-No sos vos, soy yo.
Dijo él, y creyó escuchar que a alguien se le caía un vaso
al suelo a lo lejos. Y no le dio importancia. Ella lloró un poco y pidió
disculpas por llorar, porque se sentía tonta. Dijo que no había problema,
sonrió, hizo un último chiste, se dio la media vuelta y se fue caminando. No
había dado tres pasos cuando un sollozo se escapó de su garganta y una riada de
lágrimas le bañó la cara. Su cuerpo tembló un poco y se apretó las costillas
esperando no caerse en pedazos ahí mismo. Apretó el paso dolorosamente. No
dejaba de mirar sobre su hombro esperando verlo, esperando que la siguiera,
esperando que viniera a consolarla, esperando... pero nunca lo vio, ni él la
siguió, ni la consoló, ni... y llegó a una plaza de por ahí cerca. Se sentó en
la hamaca de siempre, la segunda de izquierda a derecha.
Una vez que se hubo sentado, aflojó el agarre de sus
costillas y se miró la mano. Estaba manchada de sangre roja, oscura y espesa.

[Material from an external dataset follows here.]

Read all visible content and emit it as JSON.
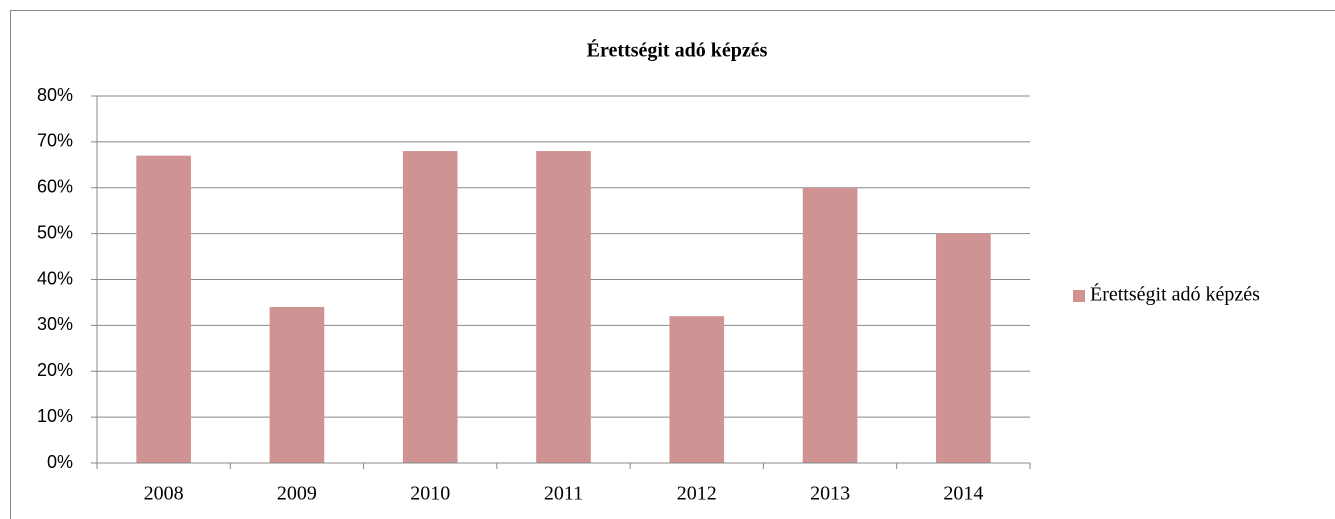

Trató de no alarmarse y calmar su respiración. Se sacó la campera gruesa y la
dejó en la hamaca de al lado junto con su mochila. Se miró el pecho, donde la
sangre le empapaba la remera y la campera de algodón hasta la cintura. Su respiración
se entrecortó un poco por el dolor mientras buscaba un cigarrillo en la mochila
y lo prendía. El humo se le filtró por la garganta hasta el fondo de los
pulmones. De la mancha de sangre en el pecho empezó a salir una fina voluta de
humo, que siguió hasta que ella hubo soltado todo el humo que tenía dentro. Se
puso los auriculares, puso una canción tranquila, bajita y se sacó también la
campera fina, quedando solamente con la remera mangas cortas en el frío de
fines de abril. Desde la superficie sanguinolenta de la remera podía ver los
pedazos de vidrio que le salían de la piel. Empezó a agarrarlos con la mano que
tenía libre y a tirar de ellos hasta que los sacaba por completo. Una vez
afuera los ponía en uno de los bolsillos de la mochila. Tenía que quitar los
pedazos más grandes que le atravesaban la piel y hacían que no dejara de salir
sangre. Ya en su casa sacaría todos los fragmentos de su corazón y los lavaría
con agua y los secaría con ceniza y los dejaría en la repisa, en una caja llena
de flores de lavanda secas mientras se le curaban las heridas del pecho. Y
cuando llegara el momento de volver a amar, de volver a entregarlo todo por
amor, se lo tragaría con mucha dificultad, o se abriría un tajo en el pecho
para que quede mejor acomodado. Eso dependía de lo rápido que se enamorara.
Cuando todos los pedazos importantes estaban afuera, se
limpió la mano con el frente de la remera, le dio la última pitada a su
cigarrillo, y lo tiró en la arena sucia de la plaza. Se abrigó, esperando que
entre las dos camperas negras se disimulara un poco la sangre. Como se sentía
desesperadamente vacía sin su corazón, puso la música a tope, tan fuerte que la
aislaba del resto del mundo. Y caminó. Caminó sin mirar al cruzar la calle, sin
prestarle atención a la gente. Caminó aunque le dolían las piernas y no podía
respirar. Caminó aunque los restos de su corazón le hacían guiñapo la piel.
Caminó aunque le chorreaba sangre por la boca y no paraba de toser pedazos de
vidrio. Caminó sorda y ciega y muda y torpe ante el mundo. Totalmente
insensibilizada. No tardaría ni un día en recuperar la sonrisa falsa y los
chistes malos que escondían su entumecimiento de la gente. No era la primera
vez que le pasaba. Sabía que no sería la última. Entonces siguió caminando
mientras lloraba a mares, y escupía vidrio y se reía de su mala suerte.